Supporting this view, Bitcoin’s price action on November 5 fell below $99,000, breaching its 365-day moving average—a critical technical indicator of long-term sentiment, as noted by CryptoQuant head of research Julio Moreno. This drop is interpreted as a strong bearish signal, officially marking a technical bear market according to Bitrue research analyst Andri Fauzan Adziima. Such metrics underscore the cyclical nature, where overextension in bull phases often leads to corrections, with past winters seeing BTC prices drop up to 80% from peaks.
Market liquidity factors further highlight the shift. Crypto market-maker Wintermute reported in a recent analysis that inflows from stablecoins, exchange-traded funds (ETFs), and digital asset treasuries have stalled after strong growth.
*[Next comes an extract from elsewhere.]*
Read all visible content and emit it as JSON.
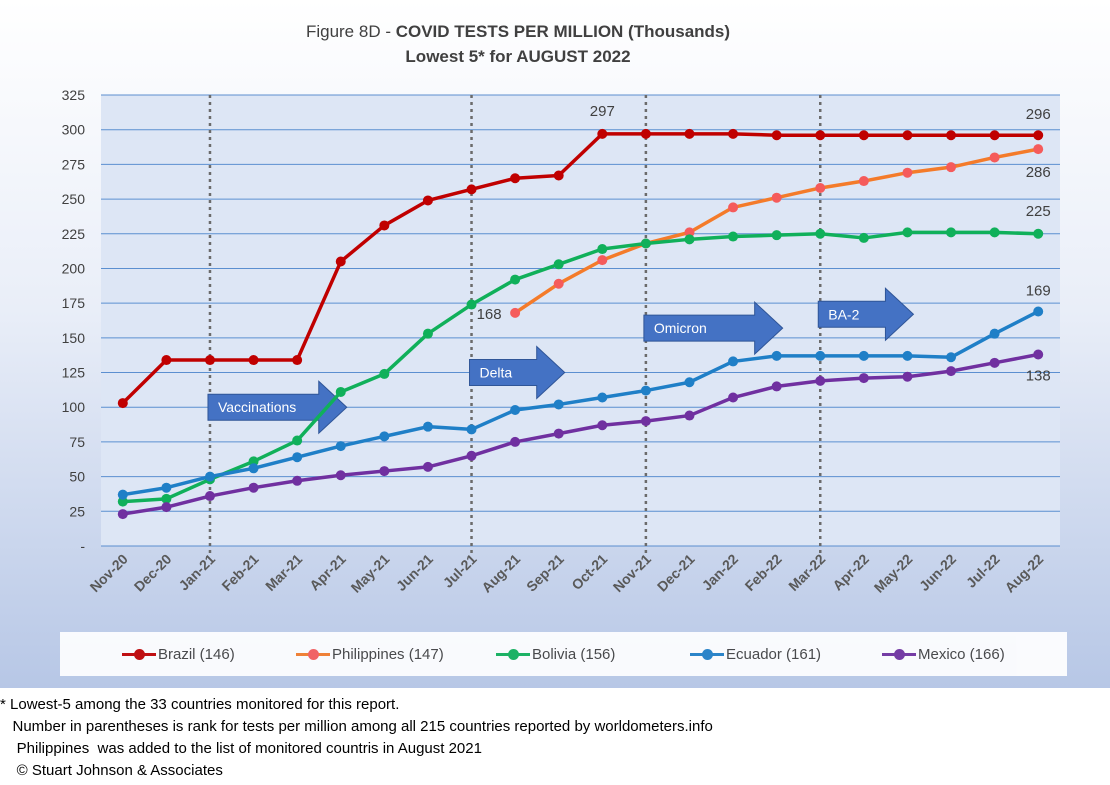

These sources have been pivotal in driving crypto liquidity, but their plateau suggests reduced momentum, aligning with the seasonal analogy of preparing for harsher conditions ahead.
Bitcoin price action in 2025. Source: TradingView
Despite these warnings, the cyclical framework draws parallels to traditional markets, like commodities influenced by seasonal demand or macroeconomic liquidity cycles. Wall Street’s adoption of this lens for Bitcoin’s four-year cycle reflects growing recognition of its maturity as an asset class.
Frequently Asked Questions
What Does Breaching Bitcoin’s 365-Day Moving Average Mean for Investors?
Breaching the 365-day moving average indicates a shift to bearish territory in Bitcoin’s four-year cycle, signaling potential prolonged downside as long-term sentiment sours. Investors should consider reducing exposure and securing profits, as historical data shows such breaks often precede deeper corrections lasting months, with BTC recovering only after capitulation phases.
Why Are Institutional Investors Still Bullish on Bitcoin as an Inflation Hedge?
Hey, if you’re wondering about institutional views on Bitcoin, experts at Morgan Stanley highlight it as digital gold protecting against inflation and currency devaluation. With ETFs simplifying access, billions have flowed in—over $137 billion for spot Bitcoin funds alone—making it a staple in diversified portfolios despite volatility.
Key Takeaways
- Seasonal Analogy for Cycles: Morgan Stanley’s Denny Galindo frames Bitcoin’s four-year cycle as seasons, with the current “fall” urging profit-taking before “winter.”
- Technical Bear Market Confirmed: The dip below $99,000 and 365-day moving average breach signals bearish momentum, backed by liquidity stalls in stablecoins and ETFs.
- Institutional Optimism Persists: View Bitcoin as a macro hedge; spot ETFs have amassed $137 billion in AUM, lowering entry barriers for large investors.
Conclusion
As Bitcoin’s four-year cycle navigates its “fall” phase, Morgan Stanley’s insights emphasize prudent strategies like harvesting gains amid technical bear signals and liquidity plateaus. Institutional adoption continues to grow, positioning Bitcoin as a key inflation hedge with ETF inflows surpassing $137 billion. Investors should monitor these rhythms closely—staying informed could guide smarter decisions in the evolving crypto landscape ahead.